Still, overall, age seems to lead to serenity and even happiness. But why? One explanation that pops up repeatedly has to do with social interaction. One of the studies found that those in their 70s and 80s were twice as likely to be involved in community activities as younger subjects. Plus, while young people may spend their time building 1000-friend networks on Facebook, the elderly focus on family and strong friendships already established, which apparently leads to less stress and more satisfaction. Also, elderly subjects often have dumped their jobs and retired, which removes a layer of stress and grants more play time.
Another finding emerging from the studies puts forth the idea that the older brain lets go of negative memories more quickly and more completely than the younger brain. While younger people mull over negative experiences, plotting revenge or wallowing in guilt, elderly people simply let the memory go. Similarly, in one of the seven studies, Professor Lauren Carstensen of Stanford University found that elderly subjects live more in the moment than younger counterparts. “Older people do not dwell in the past as popular stereotypes claim, but they do not think as much about the future as younger people do,” said Dr. Carstensen. “We argue that much of the benefit to mental health comes from living in the present — stopping to smell the roses and noticing what is good about life.”
One key fact overlooked by the study and virtually all the press coverage is that the results look rather different when viewed through the skew of gender.
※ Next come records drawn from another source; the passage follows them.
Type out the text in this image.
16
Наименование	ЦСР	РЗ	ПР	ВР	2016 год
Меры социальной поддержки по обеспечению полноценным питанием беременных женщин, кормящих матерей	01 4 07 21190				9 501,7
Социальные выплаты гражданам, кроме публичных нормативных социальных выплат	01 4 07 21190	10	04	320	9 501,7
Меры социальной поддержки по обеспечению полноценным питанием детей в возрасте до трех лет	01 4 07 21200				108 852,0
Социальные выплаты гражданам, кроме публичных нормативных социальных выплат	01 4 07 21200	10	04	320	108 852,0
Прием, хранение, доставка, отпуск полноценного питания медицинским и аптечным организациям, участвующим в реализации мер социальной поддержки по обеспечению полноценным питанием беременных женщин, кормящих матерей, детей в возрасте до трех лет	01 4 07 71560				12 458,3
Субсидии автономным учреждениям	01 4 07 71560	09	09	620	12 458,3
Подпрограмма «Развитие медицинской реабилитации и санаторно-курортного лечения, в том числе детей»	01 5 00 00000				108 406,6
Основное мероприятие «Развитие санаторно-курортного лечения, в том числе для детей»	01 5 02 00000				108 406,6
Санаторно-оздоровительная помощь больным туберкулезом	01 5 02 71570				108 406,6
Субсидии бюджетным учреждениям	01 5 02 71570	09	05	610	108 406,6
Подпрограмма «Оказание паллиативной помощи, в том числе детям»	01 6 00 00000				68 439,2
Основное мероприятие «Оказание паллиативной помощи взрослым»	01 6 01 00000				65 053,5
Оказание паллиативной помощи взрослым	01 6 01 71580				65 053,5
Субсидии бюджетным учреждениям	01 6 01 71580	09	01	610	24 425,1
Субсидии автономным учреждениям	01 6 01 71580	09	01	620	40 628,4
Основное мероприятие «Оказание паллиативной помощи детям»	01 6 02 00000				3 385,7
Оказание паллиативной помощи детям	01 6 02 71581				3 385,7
According to a study published in The Journal of Happiness last year, up until age 48, women out-happy men by a considerable margin, but that flips around once women pass through the gates of menopause. The researchers theorize that men have more success meeting their goals late in life — they’ve finally reached financial goals, for instance — and their happy enough in their marriages. Women, on the other hand, often haven’t met their life goals, and their marriages ultimately turn disappointing when the kids leave home, or, they find themselves widowed.
In any event, given the possibility of finding the golden road emotionally in the golden years if you don’t have dementia, it makes sense to keep the body and mind healthy so that you can partake of your well earned reward. Unfortunately, of the more than 22 million adults over age 71 in the US, more than one third show signs of mental decline. But there are things you can do to decrease your chances of being one of the declining unhappy third and to increase your chances of being able to sing, ‘I might have been younger, faster, stronger….but I’ve never been better.”